Tuesday, 1 January 2019

Apple Gifting Day

January 1st is Apple Gifting Day in the United States.

This isn't a day celebrating the donation of an apple-based product, even though that might be appreciated, but rather the gifting of the fruit itself.

The apple is one of the most widely cultivated fruit trees in the world, with there being over seven thousand different varieties grown around the world. The apple may have been the earliest tree to be cultivated, with the earliest wild apple trees being in Central Asia, with eastern Turkey having the largest diversity of the genus Malus, the genus of which the apple is part of, which includes the crab apple and the wild apple. The apple tree has since been spread around the rest of the world, and were taken to North America by European colonists in the seventeenth century. The only apples native to North America are crab apples. Today, the largest producer - by a significant margin, something like 8 times as many as the next country, the United States - is the People's Republic of China.

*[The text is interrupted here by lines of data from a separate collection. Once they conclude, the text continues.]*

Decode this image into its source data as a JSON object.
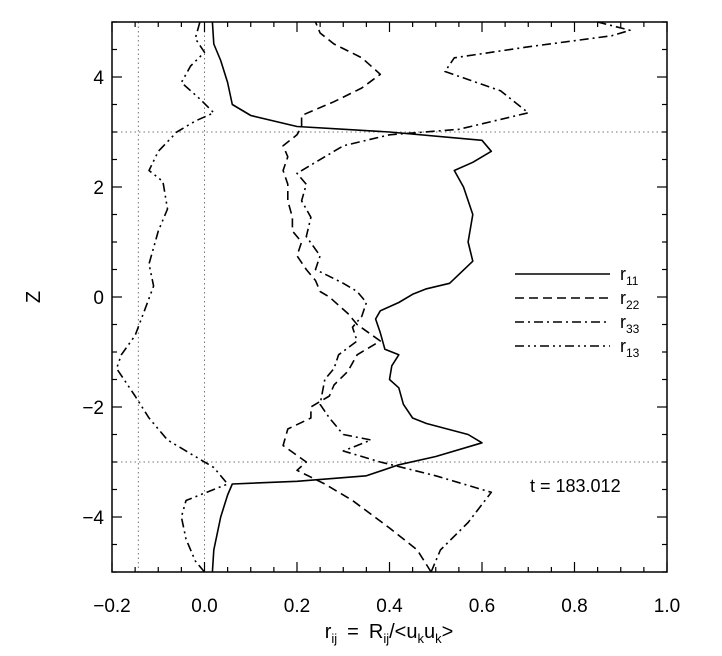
{
  "chart_data": {
    "type": "line",
    "xlabel_base": "r",
    "xlabel_base_sub": "ij",
    "xlabel_eq": "=",
    "xlabel_R": "R",
    "xlabel_R_sub": "ij",
    "xlabel_den": "/<u",
    "xlabel_den_sub1": "k",
    "xlabel_u2": "u",
    "xlabel_den_sub2": "k",
    "xlabel_close": ">",
    "ylabel": "Z",
    "xlim": [
      -0.2,
      1.0
    ],
    "ylim": [
      -5,
      5
    ],
    "x_ticks": [
      -0.2,
      0.0,
      0.2,
      0.4,
      0.6,
      0.8,
      1.0
    ],
    "x_tick_labels": [
      "−0.2",
      "0.0",
      "0.2",
      "0.4",
      "0.6",
      "0.8",
      "1.0"
    ],
    "y_ticks": [
      -4,
      -2,
      0,
      2,
      4
    ],
    "y_tick_labels": [
      "−4",
      "−2",
      "0",
      "2",
      "4"
    ],
    "reference_lines": {
      "vertical": [
        -0.143,
        0.0
      ],
      "horizontal": [
        3.0,
        -3.0
      ]
    },
    "annotation": "t = 183.012",
    "legend_position": "right",
    "series": [
      {
        "name": "r",
        "name_sub": "11",
        "style": "solid",
        "points": [
          [
            0.017,
            -5.0
          ],
          [
            0.02,
            -4.6
          ],
          [
            0.035,
            -4.0
          ],
          [
            0.05,
            -3.6
          ],
          [
            0.06,
            -3.4
          ],
          [
            0.2,
            -3.35
          ],
          [
            0.35,
            -3.25
          ],
          [
            0.42,
            -3.05
          ],
          [
            0.5,
            -2.9
          ],
          [
            0.6,
            -2.65
          ],
          [
            0.57,
            -2.5
          ],
          [
            0.48,
            -2.3
          ],
          [
            0.45,
            -2.2
          ],
          [
            0.43,
            -1.95
          ],
          [
            0.42,
            -1.65
          ],
          [
            0.4,
            -1.5
          ],
          [
            0.405,
            -1.25
          ],
          [
            0.42,
            -1.05
          ],
          [
            0.39,
            -0.95
          ],
          [
            0.38,
            -0.65
          ],
          [
            0.37,
            -0.4
          ],
          [
            0.38,
            -0.25
          ],
          [
            0.42,
            -0.1
          ],
          [
            0.45,
            0.05
          ],
          [
            0.48,
            0.15
          ],
          [
            0.53,
            0.25
          ],
          [
            0.58,
            0.65
          ],
          [
            0.57,
            1.0
          ],
          [
            0.58,
            1.5
          ],
          [
            0.56,
            2.0
          ],
          [
            0.54,
            2.3
          ],
          [
            0.58,
            2.45
          ],
          [
            0.62,
            2.65
          ],
          [
            0.6,
            2.85
          ],
          [
            0.4,
            3.0
          ],
          [
            0.2,
            3.1
          ],
          [
            0.1,
            3.3
          ],
          [
            0.06,
            3.5
          ],
          [
            0.05,
            3.9
          ],
          [
            0.035,
            4.3
          ],
          [
            0.02,
            4.6
          ],
          [
            0.017,
            5.0
          ]
        ]
      },
      {
        "name": "r",
        "name_sub": "22",
        "style": "dashed",
        "points": [
          [
            0.49,
            -5.0
          ],
          [
            0.46,
            -4.6
          ],
          [
            0.4,
            -4.2
          ],
          [
            0.32,
            -3.7
          ],
          [
            0.26,
            -3.4
          ],
          [
            0.2,
            -3.15
          ],
          [
            0.22,
            -3.0
          ],
          [
            0.17,
            -2.7
          ],
          [
            0.18,
            -2.4
          ],
          [
            0.23,
            -2.2
          ],
          [
            0.23,
            -2.0
          ],
          [
            0.27,
            -1.8
          ],
          [
            0.28,
            -1.6
          ],
          [
            0.31,
            -1.35
          ],
          [
            0.33,
            -1.05
          ],
          [
            0.38,
            -0.8
          ],
          [
            0.33,
            -0.5
          ],
          [
            0.31,
            -0.3
          ],
          [
            0.29,
            -0.15
          ],
          [
            0.27,
            0.0
          ],
          [
            0.25,
            0.1
          ],
          [
            0.24,
            0.3
          ],
          [
            0.22,
            0.5
          ],
          [
            0.2,
            0.75
          ],
          [
            0.21,
            1.0
          ],
          [
            0.19,
            1.2
          ],
          [
            0.19,
            1.45
          ],
          [
            0.18,
            1.75
          ],
          [
            0.18,
            2.05
          ],
          [
            0.17,
            2.3
          ],
          [
            0.18,
            2.55
          ],
          [
            0.17,
            2.75
          ],
          [
            0.2,
            2.95
          ],
          [
            0.21,
            3.1
          ],
          [
            0.21,
            3.3
          ],
          [
            0.28,
            3.55
          ],
          [
            0.34,
            3.8
          ],
          [
            0.38,
            4.05
          ],
          [
            0.34,
            4.35
          ],
          [
            0.28,
            4.6
          ],
          [
            0.25,
            4.8
          ],
          [
            0.24,
            5.0
          ]
        ]
      },
      {
        "name": "r",
        "name_sub": "33",
        "style": "dashdot",
        "points": [
          [
            0.49,
            -5.0
          ],
          [
            0.51,
            -4.6
          ],
          [
            0.57,
            -4.1
          ],
          [
            0.62,
            -3.55
          ],
          [
            0.5,
            -3.25
          ],
          [
            0.38,
            -3.0
          ],
          [
            0.3,
            -2.8
          ],
          [
            0.36,
            -2.6
          ],
          [
            0.3,
            -2.5
          ],
          [
            0.27,
            -2.2
          ],
          [
            0.25,
            -1.95
          ],
          [
            0.26,
            -1.5
          ],
          [
            0.28,
            -1.3
          ],
          [
            0.29,
            -1.05
          ],
          [
            0.33,
            -0.8
          ],
          [
            0.32,
            -0.55
          ],
          [
            0.34,
            -0.35
          ],
          [
            0.35,
            -0.1
          ],
          [
            0.33,
            0.1
          ],
          [
            0.3,
            0.25
          ],
          [
            0.24,
            0.5
          ],
          [
            0.25,
            0.75
          ],
          [
            0.22,
            1.1
          ],
          [
            0.23,
            1.45
          ],
          [
            0.21,
            1.75
          ],
          [
            0.22,
            2.05
          ],
          [
            0.2,
            2.25
          ],
          [
            0.24,
            2.45
          ],
          [
            0.3,
            2.75
          ],
          [
            0.4,
            2.95
          ],
          [
            0.55,
            3.05
          ],
          [
            0.7,
            3.35
          ],
          [
            0.64,
            3.75
          ],
          [
            0.52,
            4.1
          ],
          [
            0.54,
            4.35
          ],
          [
            0.7,
            4.55
          ],
          [
            0.88,
            4.75
          ],
          [
            0.92,
            4.85
          ],
          [
            0.85,
            5.0
          ]
        ]
      },
      {
        "name": "r",
        "name_sub": "13",
        "style": "dashdotdot",
        "points": [
          [
            0.0,
            -5.0
          ],
          [
            -0.02,
            -4.8
          ],
          [
            -0.04,
            -4.4
          ],
          [
            -0.05,
            -4.0
          ],
          [
            -0.04,
            -3.7
          ],
          [
            0.05,
            -3.4
          ],
          [
            0.02,
            -3.1
          ],
          [
            -0.02,
            -2.9
          ],
          [
            -0.08,
            -2.6
          ],
          [
            -0.12,
            -2.2
          ],
          [
            -0.15,
            -1.8
          ],
          [
            -0.19,
            -1.3
          ],
          [
            -0.18,
            -1.05
          ],
          [
            -0.15,
            -0.7
          ],
          [
            -0.13,
            -0.25
          ],
          [
            -0.11,
            0.2
          ],
          [
            -0.12,
            0.6
          ],
          [
            -0.1,
            1.2
          ],
          [
            -0.08,
            1.6
          ],
          [
            -0.09,
            2.1
          ],
          [
            -0.12,
            2.3
          ],
          [
            -0.1,
            2.65
          ],
          [
            -0.06,
            3.0
          ],
          [
            -0.02,
            3.2
          ],
          [
            0.02,
            3.35
          ],
          [
            -0.01,
            3.6
          ],
          [
            -0.05,
            3.9
          ],
          [
            -0.03,
            4.2
          ],
          [
            0.0,
            4.45
          ],
          [
            -0.02,
            4.7
          ],
          [
            -0.01,
            5.0
          ]
        ]
      }
    ]
  }
}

Apples have many appearances in mythology and religion, from the apple of the tree of knowledge eaten by Adam and Eve to the golden apple that caused the Trojan War to the apples which give the Norse gods their eternal youthfulness.

Apples can be eaten raw and cooked, although apples used for cooking are rarely used for eating, and are used as a base of many different foods and drinks. Apples provide little in the way of essential nutrients, with the exception of dietary fibre.